By way of answer, Nicol picked up a transparent bag by the corner so that the contents fell on to the desk-top. A US passport crammed with immigration stamps of everywhere from Tokyo to Portugal, a bunch of keys, a wrist-watch, a crocodile-skin wallet, a gold pencil, a bundle of paper money – German and French – and coins, a plastic holder containing four credit cards, a packet of paper handkerchiefs, an envelope defaced with scribbled notes, a gold lighter and a packet of the German cigarettes – Atika – that I'd seen Biedermann smoking. Nicol picked up the credit cards. 'Biedermann, Paul,' he said.
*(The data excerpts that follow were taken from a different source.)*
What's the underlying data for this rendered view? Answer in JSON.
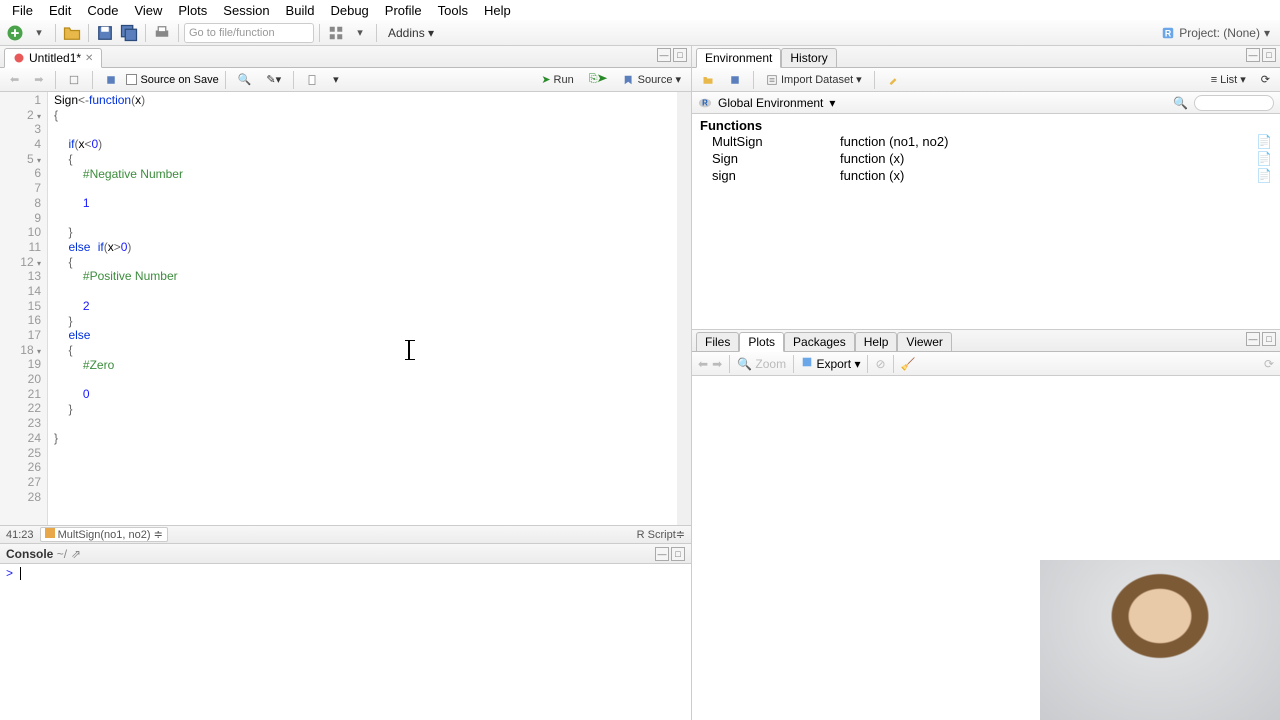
{
  "menu": {
    "file": "File",
    "edit": "Edit",
    "code": "Code",
    "view": "View",
    "plots": "Plots",
    "session": "Session",
    "build": "Build",
    "debug": "Debug",
    "profile": "Profile",
    "tools": "Tools",
    "help": "Help"
  },
  "toolbar": {
    "goto": "Go to file/function",
    "addins": "Addins",
    "project": "Project: (None)"
  },
  "source": {
    "tab": "Untitled1*",
    "source_on_save": "Source on Save",
    "run": "Run",
    "source_btn": "Source",
    "cursor_pos": "41:23",
    "crumb": "MultSign(no1, no2)",
    "lang": "R Script",
    "code_lines": [
      {
        "n": 1,
        "fold": "",
        "seg": [
          [
            "ident",
            "Sign"
          ],
          [
            "op",
            "<-"
          ],
          [
            "kw",
            "function"
          ],
          [
            "op",
            "("
          ],
          [
            "ident",
            "x"
          ],
          [
            "op",
            ")"
          ]
        ]
      },
      {
        "n": 2,
        "fold": "▾",
        "seg": [
          [
            "op",
            "{"
          ]
        ]
      },
      {
        "n": 3,
        "fold": "",
        "seg": [
          [
            "",
            "  "
          ]
        ]
      },
      {
        "n": 4,
        "fold": "",
        "seg": [
          [
            "",
            "  "
          ],
          [
            "kw",
            "if"
          ],
          [
            "op",
            "("
          ],
          [
            "ident",
            "x"
          ],
          [
            "op",
            "<"
          ],
          [
            "num",
            "0"
          ],
          [
            "op",
            ")"
          ]
        ]
      },
      {
        "n": 5,
        "fold": "▾",
        "seg": [
          [
            "",
            "  "
          ],
          [
            "op",
            "{"
          ]
        ]
      },
      {
        "n": 6,
        "fold": "",
        "seg": [
          [
            "",
            "    "
          ],
          [
            "com",
            "#Negative Number"
          ]
        ]
      },
      {
        "n": 7,
        "fold": "",
        "seg": [
          [
            "",
            "    "
          ]
        ]
      },
      {
        "n": 8,
        "fold": "",
        "seg": [
          [
            "",
            "    "
          ],
          [
            "num",
            "1"
          ]
        ]
      },
      {
        "n": 9,
        "fold": "",
        "seg": [
          [
            "",
            "    "
          ]
        ]
      },
      {
        "n": 10,
        "fold": "",
        "seg": [
          [
            "",
            "  "
          ],
          [
            "op",
            "}"
          ]
        ]
      },
      {
        "n": 11,
        "fold": "",
        "seg": [
          [
            "",
            "  "
          ],
          [
            "kw",
            "else"
          ],
          [
            "",
            " "
          ],
          [
            "kw",
            "if"
          ],
          [
            "op",
            "("
          ],
          [
            "ident",
            "x"
          ],
          [
            "op",
            ">"
          ],
          [
            "num",
            "0"
          ],
          [
            "op",
            ")"
          ]
        ]
      },
      {
        "n": 12,
        "fold": "▾",
        "seg": [
          [
            "",
            "  "
          ],
          [
            "op",
            "{"
          ]
        ]
      },
      {
        "n": 13,
        "fold": "",
        "seg": [
          [
            "",
            "    "
          ],
          [
            "com",
            "#Positive Number"
          ]
        ]
      },
      {
        "n": 14,
        "fold": "",
        "seg": [
          [
            "",
            "    "
          ]
        ]
      },
      {
        "n": 15,
        "fold": "",
        "seg": [
          [
            "",
            "    "
          ],
          [
            "num",
            "2"
          ]
        ]
      },
      {
        "n": 16,
        "fold": "",
        "seg": [
          [
            "",
            "  "
          ],
          [
            "op",
            "}"
          ]
        ]
      },
      {
        "n": 17,
        "fold": "",
        "seg": [
          [
            "",
            "  "
          ],
          [
            "kw",
            "else"
          ]
        ]
      },
      {
        "n": 18,
        "fold": "▾",
        "seg": [
          [
            "",
            "  "
          ],
          [
            "op",
            "{"
          ]
        ]
      },
      {
        "n": 19,
        "fold": "",
        "seg": [
          [
            "",
            "    "
          ],
          [
            "com",
            "#Zero"
          ]
        ]
      },
      {
        "n": 20,
        "fold": "",
        "seg": [
          [
            "",
            "    "
          ]
        ]
      },
      {
        "n": 21,
        "fold": "",
        "seg": [
          [
            "",
            "    "
          ],
          [
            "num",
            "0"
          ]
        ]
      },
      {
        "n": 22,
        "fold": "",
        "seg": [
          [
            "",
            "  "
          ],
          [
            "op",
            "}"
          ]
        ]
      },
      {
        "n": 23,
        "fold": "",
        "seg": [
          [
            "",
            "  "
          ]
        ]
      },
      {
        "n": 24,
        "fold": "",
        "seg": [
          [
            "op",
            "}"
          ]
        ]
      },
      {
        "n": 25,
        "fold": "",
        "seg": [
          [
            "",
            ""
          ]
        ]
      },
      {
        "n": 26,
        "fold": "",
        "seg": [
          [
            "",
            ""
          ]
        ]
      },
      {
        "n": 27,
        "fold": "",
        "seg": [
          [
            "",
            ""
          ]
        ]
      },
      {
        "n": 28,
        "fold": "",
        "seg": [
          [
            "",
            ""
          ]
        ]
      }
    ]
  },
  "console": {
    "title": "Console",
    "path": "~/",
    "prompt": ">"
  },
  "env": {
    "tab_env": "Environment",
    "tab_hist": "History",
    "import": "Import Dataset",
    "list": "List",
    "scope": "Global Environment",
    "heading": "Functions",
    "rows": [
      {
        "name": "MultSign",
        "val": "function (no1, no2)"
      },
      {
        "name": "Sign",
        "val": "function (x)"
      },
      {
        "name": "sign",
        "val": "function (x)"
      }
    ]
  },
  "plots": {
    "tabs": {
      "files": "Files",
      "plots": "Plots",
      "packages": "Packages",
      "help": "Help",
      "viewer": "Viewer"
    },
    "zoom": "Zoom",
    "export": "Export"
  }
}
'Identification from a credit card?' I sorted quickly through Biedermann's possessions.

'It's more difficult to get a credit card these days than to get a carte de séjour,' said Nicol sorrowfully. 'But there's a California driving licence with a photo if you prefer it. We haven't charged him with anything yet. I thought we'd wait until you arrived.'

'That's most considerate of you,' I said. I put the packet of German cigarettes into my pocket. If Nicol saw me do so he made no comment.

'We always try to oblige,' said Nicol. There is no habeas corpus in French law. There is no method whereby a man unlawfully detained may be set free. The Prefect of Police doesn't need a formal charge or evidence that any crime has been committed; he needs no judicial authority to search houses, issue warrants and confiscate letters in the post. He can order the arrest of anyone without even having evidence that any crime has been committed. He can interrogate them and then hand them over for trial, release them or send them to a lunatic asylum. No wonder French policemen look so relaxed.